For foreach, you can use registerDoRNG:

registerDoRNG(seed = 1)
## Now use foreach with %dopar%

5.2.3 mclapply

When using mclapply, you can use the mc.set.seed argument as follows (note that mc.set.seed is TRUE by default, so you should get different seeds for the different processes by default), but one needs to invoke RNGkind("L'Ecuyer-CMRG") to get independent streams via the L’Ecuyer algorithm.

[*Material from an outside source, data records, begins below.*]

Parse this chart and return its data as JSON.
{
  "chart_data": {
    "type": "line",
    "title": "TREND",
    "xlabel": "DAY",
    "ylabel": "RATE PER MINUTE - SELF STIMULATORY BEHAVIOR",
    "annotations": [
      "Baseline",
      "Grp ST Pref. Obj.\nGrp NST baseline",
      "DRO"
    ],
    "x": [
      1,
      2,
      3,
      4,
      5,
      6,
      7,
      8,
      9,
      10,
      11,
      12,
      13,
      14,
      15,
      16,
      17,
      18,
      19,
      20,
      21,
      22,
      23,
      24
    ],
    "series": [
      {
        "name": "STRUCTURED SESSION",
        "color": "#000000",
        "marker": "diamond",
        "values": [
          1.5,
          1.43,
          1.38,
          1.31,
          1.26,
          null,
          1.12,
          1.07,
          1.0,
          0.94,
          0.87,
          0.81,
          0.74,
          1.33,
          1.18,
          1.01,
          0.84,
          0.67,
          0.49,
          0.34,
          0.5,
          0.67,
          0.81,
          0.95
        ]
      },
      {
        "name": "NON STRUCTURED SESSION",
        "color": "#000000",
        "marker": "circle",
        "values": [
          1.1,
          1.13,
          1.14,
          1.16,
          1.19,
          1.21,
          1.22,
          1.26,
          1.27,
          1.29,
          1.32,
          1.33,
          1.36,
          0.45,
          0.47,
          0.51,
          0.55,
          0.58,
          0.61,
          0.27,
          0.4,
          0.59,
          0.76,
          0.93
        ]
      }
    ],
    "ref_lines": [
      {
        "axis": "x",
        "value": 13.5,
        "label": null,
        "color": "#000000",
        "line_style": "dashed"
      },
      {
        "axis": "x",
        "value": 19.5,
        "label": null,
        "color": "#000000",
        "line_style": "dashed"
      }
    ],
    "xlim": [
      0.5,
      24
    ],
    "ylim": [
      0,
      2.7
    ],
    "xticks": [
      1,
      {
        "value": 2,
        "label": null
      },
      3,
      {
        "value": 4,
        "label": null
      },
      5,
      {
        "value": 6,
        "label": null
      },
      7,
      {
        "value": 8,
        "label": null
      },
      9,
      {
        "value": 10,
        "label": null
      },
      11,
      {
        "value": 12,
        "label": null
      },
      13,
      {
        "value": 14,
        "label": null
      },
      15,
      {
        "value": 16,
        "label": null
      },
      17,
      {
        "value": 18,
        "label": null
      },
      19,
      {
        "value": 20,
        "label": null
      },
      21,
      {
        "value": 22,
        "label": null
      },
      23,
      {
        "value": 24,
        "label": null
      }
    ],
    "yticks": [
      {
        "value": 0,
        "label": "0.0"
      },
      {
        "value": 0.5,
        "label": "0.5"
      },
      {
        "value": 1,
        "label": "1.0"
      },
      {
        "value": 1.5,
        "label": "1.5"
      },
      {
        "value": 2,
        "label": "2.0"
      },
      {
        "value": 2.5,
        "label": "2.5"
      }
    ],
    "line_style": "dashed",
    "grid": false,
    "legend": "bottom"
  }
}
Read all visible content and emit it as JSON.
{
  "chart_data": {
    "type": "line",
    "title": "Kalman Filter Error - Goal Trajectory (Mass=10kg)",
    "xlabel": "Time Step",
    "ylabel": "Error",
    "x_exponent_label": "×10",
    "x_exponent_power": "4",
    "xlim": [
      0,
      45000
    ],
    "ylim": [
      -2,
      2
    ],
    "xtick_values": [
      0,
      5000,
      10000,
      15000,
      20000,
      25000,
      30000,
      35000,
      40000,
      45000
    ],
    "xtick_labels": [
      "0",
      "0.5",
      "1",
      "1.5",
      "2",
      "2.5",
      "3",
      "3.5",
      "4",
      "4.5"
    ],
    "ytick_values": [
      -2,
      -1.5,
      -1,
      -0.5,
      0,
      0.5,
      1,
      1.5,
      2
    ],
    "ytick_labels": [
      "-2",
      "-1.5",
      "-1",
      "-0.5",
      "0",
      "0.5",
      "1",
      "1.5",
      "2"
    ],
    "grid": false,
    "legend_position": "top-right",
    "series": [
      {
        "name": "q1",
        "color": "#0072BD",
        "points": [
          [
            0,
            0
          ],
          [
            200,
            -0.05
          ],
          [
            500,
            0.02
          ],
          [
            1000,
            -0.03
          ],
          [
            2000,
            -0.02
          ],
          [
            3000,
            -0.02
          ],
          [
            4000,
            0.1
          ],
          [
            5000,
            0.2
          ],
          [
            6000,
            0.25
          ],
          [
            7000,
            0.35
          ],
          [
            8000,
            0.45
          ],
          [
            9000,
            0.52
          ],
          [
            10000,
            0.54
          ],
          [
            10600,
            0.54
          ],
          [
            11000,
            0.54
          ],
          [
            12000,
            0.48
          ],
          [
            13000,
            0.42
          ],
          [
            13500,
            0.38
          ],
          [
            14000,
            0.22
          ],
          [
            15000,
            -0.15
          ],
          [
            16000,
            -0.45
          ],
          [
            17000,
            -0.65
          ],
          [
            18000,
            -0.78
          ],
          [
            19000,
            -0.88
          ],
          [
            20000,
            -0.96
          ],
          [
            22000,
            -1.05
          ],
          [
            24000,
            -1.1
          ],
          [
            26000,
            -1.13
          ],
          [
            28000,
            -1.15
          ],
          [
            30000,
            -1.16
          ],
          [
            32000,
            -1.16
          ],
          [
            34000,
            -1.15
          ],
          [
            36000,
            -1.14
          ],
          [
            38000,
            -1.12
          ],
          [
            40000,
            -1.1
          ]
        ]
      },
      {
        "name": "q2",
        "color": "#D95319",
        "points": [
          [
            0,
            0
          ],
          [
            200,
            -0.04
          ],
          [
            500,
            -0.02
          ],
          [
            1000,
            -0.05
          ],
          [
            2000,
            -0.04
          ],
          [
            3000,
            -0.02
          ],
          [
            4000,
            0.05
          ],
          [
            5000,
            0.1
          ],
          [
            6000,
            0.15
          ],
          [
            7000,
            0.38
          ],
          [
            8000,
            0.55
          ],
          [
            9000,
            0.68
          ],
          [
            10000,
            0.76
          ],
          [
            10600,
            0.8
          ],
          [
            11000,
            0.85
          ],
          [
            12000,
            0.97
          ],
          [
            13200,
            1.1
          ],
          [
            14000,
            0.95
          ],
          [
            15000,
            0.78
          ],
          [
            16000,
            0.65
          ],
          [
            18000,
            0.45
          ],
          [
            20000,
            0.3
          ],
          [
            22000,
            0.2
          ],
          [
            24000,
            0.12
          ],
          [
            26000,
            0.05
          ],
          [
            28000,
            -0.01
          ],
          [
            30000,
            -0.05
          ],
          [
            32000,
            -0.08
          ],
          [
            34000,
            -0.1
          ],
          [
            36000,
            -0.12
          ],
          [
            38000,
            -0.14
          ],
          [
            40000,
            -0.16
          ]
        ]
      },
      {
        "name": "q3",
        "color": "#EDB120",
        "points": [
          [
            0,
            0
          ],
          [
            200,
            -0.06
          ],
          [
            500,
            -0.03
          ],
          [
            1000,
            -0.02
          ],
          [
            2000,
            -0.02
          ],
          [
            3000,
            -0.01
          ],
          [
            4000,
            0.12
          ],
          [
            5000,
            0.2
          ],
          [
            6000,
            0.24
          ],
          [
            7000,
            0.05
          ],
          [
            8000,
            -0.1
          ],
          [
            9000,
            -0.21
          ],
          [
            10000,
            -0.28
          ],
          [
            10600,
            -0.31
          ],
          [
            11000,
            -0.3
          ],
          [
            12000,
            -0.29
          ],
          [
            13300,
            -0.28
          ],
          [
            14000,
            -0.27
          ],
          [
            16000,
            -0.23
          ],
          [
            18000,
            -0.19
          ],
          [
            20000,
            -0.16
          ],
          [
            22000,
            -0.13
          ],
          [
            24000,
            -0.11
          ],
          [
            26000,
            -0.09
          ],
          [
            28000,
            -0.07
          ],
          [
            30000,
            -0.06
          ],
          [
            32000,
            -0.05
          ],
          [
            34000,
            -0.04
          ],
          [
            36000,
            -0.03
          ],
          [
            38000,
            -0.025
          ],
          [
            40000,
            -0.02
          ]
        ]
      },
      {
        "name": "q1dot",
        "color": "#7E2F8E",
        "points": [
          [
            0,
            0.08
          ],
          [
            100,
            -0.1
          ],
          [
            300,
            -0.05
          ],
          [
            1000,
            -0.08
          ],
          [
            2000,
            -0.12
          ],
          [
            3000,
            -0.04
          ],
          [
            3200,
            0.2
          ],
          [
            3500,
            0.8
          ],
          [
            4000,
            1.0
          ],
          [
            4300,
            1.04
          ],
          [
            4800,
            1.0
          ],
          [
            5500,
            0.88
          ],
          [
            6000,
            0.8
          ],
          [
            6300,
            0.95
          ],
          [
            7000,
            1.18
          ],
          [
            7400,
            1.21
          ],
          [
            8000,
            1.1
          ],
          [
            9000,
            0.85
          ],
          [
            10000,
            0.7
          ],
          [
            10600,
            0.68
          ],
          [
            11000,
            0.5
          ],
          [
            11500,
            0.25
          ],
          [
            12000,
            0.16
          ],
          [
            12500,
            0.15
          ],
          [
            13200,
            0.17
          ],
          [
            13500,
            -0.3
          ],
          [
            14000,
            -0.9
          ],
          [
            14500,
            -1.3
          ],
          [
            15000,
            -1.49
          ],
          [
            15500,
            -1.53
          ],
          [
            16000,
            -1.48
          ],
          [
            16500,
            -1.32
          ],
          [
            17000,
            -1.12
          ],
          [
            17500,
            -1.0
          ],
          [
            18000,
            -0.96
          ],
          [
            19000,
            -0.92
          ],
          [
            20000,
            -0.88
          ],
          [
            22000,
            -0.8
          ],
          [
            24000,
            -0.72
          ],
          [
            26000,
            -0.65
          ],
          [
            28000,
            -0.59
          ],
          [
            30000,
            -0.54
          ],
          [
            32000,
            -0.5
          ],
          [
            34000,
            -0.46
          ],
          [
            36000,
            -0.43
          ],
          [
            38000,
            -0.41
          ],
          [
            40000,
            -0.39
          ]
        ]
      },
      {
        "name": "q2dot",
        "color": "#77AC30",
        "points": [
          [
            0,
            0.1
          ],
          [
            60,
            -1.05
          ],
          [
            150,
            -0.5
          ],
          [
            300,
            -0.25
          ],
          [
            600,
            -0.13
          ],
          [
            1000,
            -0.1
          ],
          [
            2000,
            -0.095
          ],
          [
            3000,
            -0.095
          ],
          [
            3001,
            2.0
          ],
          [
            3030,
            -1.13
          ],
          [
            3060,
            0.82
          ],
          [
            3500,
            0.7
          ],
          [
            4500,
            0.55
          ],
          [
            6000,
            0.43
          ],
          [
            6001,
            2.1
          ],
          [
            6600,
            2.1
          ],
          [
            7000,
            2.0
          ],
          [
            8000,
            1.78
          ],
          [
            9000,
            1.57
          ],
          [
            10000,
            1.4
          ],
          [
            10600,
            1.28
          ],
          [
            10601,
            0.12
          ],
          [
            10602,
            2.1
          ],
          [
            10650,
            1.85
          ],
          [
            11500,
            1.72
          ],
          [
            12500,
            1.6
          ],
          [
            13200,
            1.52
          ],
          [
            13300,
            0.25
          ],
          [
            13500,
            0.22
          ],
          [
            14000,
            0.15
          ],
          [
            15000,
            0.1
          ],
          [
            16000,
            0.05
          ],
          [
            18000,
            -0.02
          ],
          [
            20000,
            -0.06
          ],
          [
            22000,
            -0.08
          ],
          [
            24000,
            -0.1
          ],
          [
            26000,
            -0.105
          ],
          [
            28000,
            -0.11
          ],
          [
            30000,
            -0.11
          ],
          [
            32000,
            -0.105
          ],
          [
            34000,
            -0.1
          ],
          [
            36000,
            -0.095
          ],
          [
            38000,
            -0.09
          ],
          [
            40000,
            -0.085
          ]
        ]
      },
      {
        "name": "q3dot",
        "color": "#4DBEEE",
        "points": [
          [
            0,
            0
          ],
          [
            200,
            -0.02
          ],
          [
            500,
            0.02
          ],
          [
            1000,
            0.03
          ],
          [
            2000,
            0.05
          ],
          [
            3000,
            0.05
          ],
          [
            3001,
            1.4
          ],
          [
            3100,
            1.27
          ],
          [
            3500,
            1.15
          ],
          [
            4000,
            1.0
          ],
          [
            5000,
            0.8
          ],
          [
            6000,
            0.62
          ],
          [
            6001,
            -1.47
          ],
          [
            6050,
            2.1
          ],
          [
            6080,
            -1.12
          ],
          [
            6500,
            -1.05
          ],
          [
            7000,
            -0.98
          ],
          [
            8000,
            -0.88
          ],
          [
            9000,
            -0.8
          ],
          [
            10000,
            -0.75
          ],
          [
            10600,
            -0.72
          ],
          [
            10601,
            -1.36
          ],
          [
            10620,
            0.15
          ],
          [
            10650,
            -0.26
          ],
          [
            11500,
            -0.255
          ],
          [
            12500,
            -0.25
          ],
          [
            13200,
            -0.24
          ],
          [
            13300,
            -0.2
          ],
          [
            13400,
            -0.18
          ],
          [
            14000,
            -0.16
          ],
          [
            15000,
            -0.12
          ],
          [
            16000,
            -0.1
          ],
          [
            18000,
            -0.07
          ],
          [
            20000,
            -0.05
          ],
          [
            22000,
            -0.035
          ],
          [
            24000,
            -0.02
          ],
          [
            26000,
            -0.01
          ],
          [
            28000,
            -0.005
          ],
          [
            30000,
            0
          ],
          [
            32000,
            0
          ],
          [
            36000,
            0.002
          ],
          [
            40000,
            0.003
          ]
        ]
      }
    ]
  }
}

res <- mclapply(seq_len(Y), looFit, Y, X, mc.cores = 4, 
    mc.set.seed = TRUE) 

6 The partools package

partools is a package developed by Norm Matloff at UC-Davis. He has the perspective that Spark/Hadoop are not the right tools in many cases when doing statistics-related work and has developed some simple tools for parallelizing computation across multiple nodes, also referred to as Snowdoop. The tools make use of the key idea in Spark/Hadoop of a distributed file system and distributed data objects but avoid the complications of trying to ensure fault tolerance, which is critical only on very large clusters of machines.

I won’t go into details, but partools allows you to split up your data across multiple nodes and then read the data into R in parallel across R sessions running on those nodes, all controlled from a single master R session. You can then do operations on the subsets and gather results back to the master session as needed. One point that confused me in the partools vignette is that it shows how to split up a dataset that you can read into your R session, but it’s not clear what one does if the dataset is too big to read into a single R session.